Security researchers discovered a vulnerability in an operating system potentially used by companies such as NASA, Vodafone, and Ericsson.
A buffer overflow was found in the MikroTik RouterOS SMB service when processing NetBIOS session request messages. Server Message Block (SMB) is a protocol for sharing files, printers, serial ports and communications abstractions such as named pipes and mail slots between computers.
MikroTik provides hardware and software for Internet connectivity in most of the countries around the world. RouterOS is MikroTik's stand-alone operating system based on Linux v3.3.5 kernel. According to the company’s profile, it services customers such as Vodafone, Ericsson, and NASA, and has over 500 distributors and resellers in 145 countries.
According to the researchers, remote attackers with access to the service can exploit the vulnerability and gain code execution on the system. As the overflow occurs before authentication takes place, Core Security found it possible for an unauthenticated remote attacker to exploit it.
All architectures and all devices running RouterOS before versions 6.41.3/6.42rc27 - release 6.41.2 was released on 27 February 2018.
On the Core Security’s blog, the researchers wrote: “The overflow takes place in the function in charge of parsing NetBIOS names, which receives two stack allocated buffers as parameters.
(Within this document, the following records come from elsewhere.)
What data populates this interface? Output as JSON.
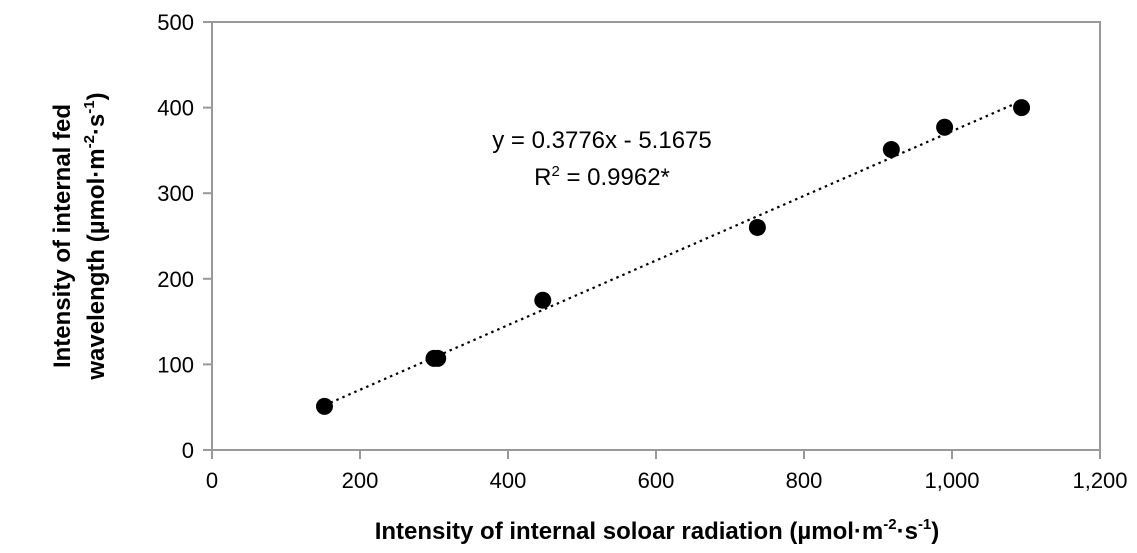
{
  "chart_data": {
    "type": "scatter",
    "x_axis": {
      "label_main": "Intensity of internal soloar radiation (µmol·m",
      "sup1": "-2",
      "mid": "·s",
      "sup2": "-1",
      "close": ")",
      "range": [
        0,
        1200
      ],
      "ticks": [
        0,
        200,
        400,
        600,
        800,
        1000,
        1200
      ],
      "tick_labels": [
        "0",
        "200",
        "400",
        "600",
        "800",
        "1,000",
        "1,200"
      ]
    },
    "y_axis": {
      "label_line1": "Intensity of internal fed",
      "label_line2_main": "wavelength (µmol·m",
      "sup1": "-2",
      "mid": "·s",
      "sup2": "-1",
      "close": ")",
      "range": [
        0,
        500
      ],
      "ticks": [
        0,
        100,
        200,
        300,
        400,
        500
      ],
      "tick_labels": [
        "0",
        "100",
        "200",
        "300",
        "400",
        "500"
      ]
    },
    "points": [
      {
        "x": 152,
        "y": 51
      },
      {
        "x": 300,
        "y": 107
      },
      {
        "x": 305,
        "y": 107
      },
      {
        "x": 447,
        "y": 175
      },
      {
        "x": 737,
        "y": 260
      },
      {
        "x": 918,
        "y": 351
      },
      {
        "x": 990,
        "y": 377
      },
      {
        "x": 1094,
        "y": 400
      }
    ],
    "trendline": {
      "slope": 0.3776,
      "intercept": -5.1675,
      "x_start": 152,
      "x_end": 1094,
      "equation": "y = 0.3776x - 5.1675",
      "r2_prefix": "R",
      "r2_sup": "2",
      "r2_value": " = 0.9962*"
    },
    "grid": false,
    "legend": "none",
    "colors": {
      "marker": "#000000",
      "frame": "#999999",
      "trend": "#000000"
    }
  }
}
“The first byte of the source buffer is read and used as the size for the copy operation. The function then copies that amount of bytes into the destination buffer. Once that is done, the next byte of the source buffer is read and used as the new size. This loop finishes when the size to copy is equal to zero.
“No validation is done to ensure that the data fits on the destination buffer, resulting in a stack overflow.”
The timeline posted by Core Security showed that MikroTik confirmed it had fixed the vulnerability on 12 March 2018 and released a new version of RouterOS. MikroTik has also suggested disabling the SMB service in cases where installing the update isn’t possible.
This vulnerability was discovered and researched by Juan Caillava and Maximiliano Vidal from Core Security Consulting Services. The publication of this advisory was coordinated by Leandro Cuozzo from Core Advisories Team.